Learning to paint takes practice, lots of practice. While we are practicing, we need to learn the basic principles that make good paintings.
All paintings contain the art elements of line, form, space, shape, texture, value, color, balance, pattern, proportion, etc.
There are four basic art elements that appear over and over in good paintings. These are the art principles used by successful artists.
You can speed up your art journey by learning and using these basic elements in your paintings.
The four basic elements of art often encompass one or more other elements. But when we are learning to paint, it's better to keep in mind the most important things, not all the extraneous information.
All successful oil, acrylic and watercolor paintings all use a number of art elements.
We will concentrate on the four elements, the four principles of art that contribute the most to successful paintings.
If people don't feel comfortable looking at your paintings, they will move on to other artwork.
Composition comes naturally to some people, but it can also be learned.
We could spend a long time studying composition. It would include space and form, line and movement, repetition and emphasis, but we want to keep it simple.
So, let's not worry about all that extra stuff. A simple way to compose good paintings is to use the rule of thirds.
Divide your canvas into thirds. Place two vertical lines, one a third of the way across your canvas and the second at two thirds. Do the same horizontally, place one line at one third and the second at two thirds.
Place your main subject on one of four intersections of the lines. It doesn't matter which intersection you use.
If you have a living subject such as a bird or people, always have them looking into the painting.
Don't place them near the edge of the painting looking out. Their gaze will carry the viewer's eye right out of the painting onto someone else's painting.
Use these and other easy composition guidelines for successful paintings.
A correctly painted focal point draws the viewers into your paintings.
The painting's focal point or focal areas will have the highest value contrast of the painting.
In the painting "Cedar Key Canal" the boat has the highest contrast of values. That automatically makes it the focal point of the painting.
The focal point may also use the elements of color, form or pattern to attract the attention of the viewer.

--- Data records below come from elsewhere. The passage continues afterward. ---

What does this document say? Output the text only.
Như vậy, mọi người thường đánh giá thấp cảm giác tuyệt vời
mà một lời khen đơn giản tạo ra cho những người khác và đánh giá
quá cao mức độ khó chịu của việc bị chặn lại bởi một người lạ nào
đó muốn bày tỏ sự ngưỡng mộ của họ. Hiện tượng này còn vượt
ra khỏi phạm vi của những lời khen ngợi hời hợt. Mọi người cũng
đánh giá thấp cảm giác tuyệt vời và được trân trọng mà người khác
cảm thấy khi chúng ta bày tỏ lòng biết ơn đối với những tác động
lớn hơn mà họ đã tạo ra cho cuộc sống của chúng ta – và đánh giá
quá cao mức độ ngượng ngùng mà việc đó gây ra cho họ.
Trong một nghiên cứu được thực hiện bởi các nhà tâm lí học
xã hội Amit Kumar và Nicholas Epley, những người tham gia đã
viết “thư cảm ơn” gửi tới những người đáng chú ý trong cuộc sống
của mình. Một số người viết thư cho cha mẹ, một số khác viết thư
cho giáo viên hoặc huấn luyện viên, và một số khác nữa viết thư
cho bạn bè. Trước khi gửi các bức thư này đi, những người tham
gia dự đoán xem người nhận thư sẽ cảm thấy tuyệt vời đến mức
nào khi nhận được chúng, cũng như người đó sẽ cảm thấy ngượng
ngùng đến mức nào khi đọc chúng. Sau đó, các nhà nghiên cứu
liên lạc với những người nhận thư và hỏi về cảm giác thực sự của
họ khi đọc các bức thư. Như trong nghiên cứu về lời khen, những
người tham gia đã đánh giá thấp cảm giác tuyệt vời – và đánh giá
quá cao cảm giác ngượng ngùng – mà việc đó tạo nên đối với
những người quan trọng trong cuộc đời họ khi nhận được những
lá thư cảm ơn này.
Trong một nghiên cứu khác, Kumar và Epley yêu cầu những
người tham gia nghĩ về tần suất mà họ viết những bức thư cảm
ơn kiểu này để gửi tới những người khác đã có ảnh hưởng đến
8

We can emphasize the focal areas by using warm verses cool colors. Many times we use hard edges in the focal area, as opposed to soft edges in other areas of the painting.
Value is the lightness and darkness of colors.
The dark value of the Bluebird shows up well against the lighter values of the background.
This painting, also uses warm colors against cool colors. The cool blue against the orange chest of the bird is an attention getter.
There are soft edges played against hard edges.
Form, shape, space and movement are all elements of this painting. But values are most important part of any painting.
Understand the principles of art and practice them when you paint the how-to tutorials. All this is part of learning how to
You are probably anxious to start using color. Color is one of the reasons I'm an artist because I absolutely love color.
A good understanding of the color wheel makes it easy to use and manipulate the colors in your paintings.
What are the primary and secondary colors?
Learn the tertiary colors and how to make them. Learn the complimentary colors and their valuable use in our paintings.
We can mix our dark colors from the complimentary colors in each individual painting. This will maintain the color harmony of the painting.
This watercolor painting was done with only three colors.
There are so many beautiful colors for sale at the art stores. It's easy to overstock our paint palette. I learned that lesson the hard way because I fell into the trap of buying lots of colors.
We don't have to buy all the beautiful colors from the paint store. We can mix paint colors - all of our own grey colors, pastel colors and the dark colors that harmonize with each painting.
There are so many different green paints. It's easy to make green, just mix blue and yellow. We can mix brighter spring greens by adding more yellow. We can tone down the greens and make them suitable for the shadow areas by adding their compliment, red.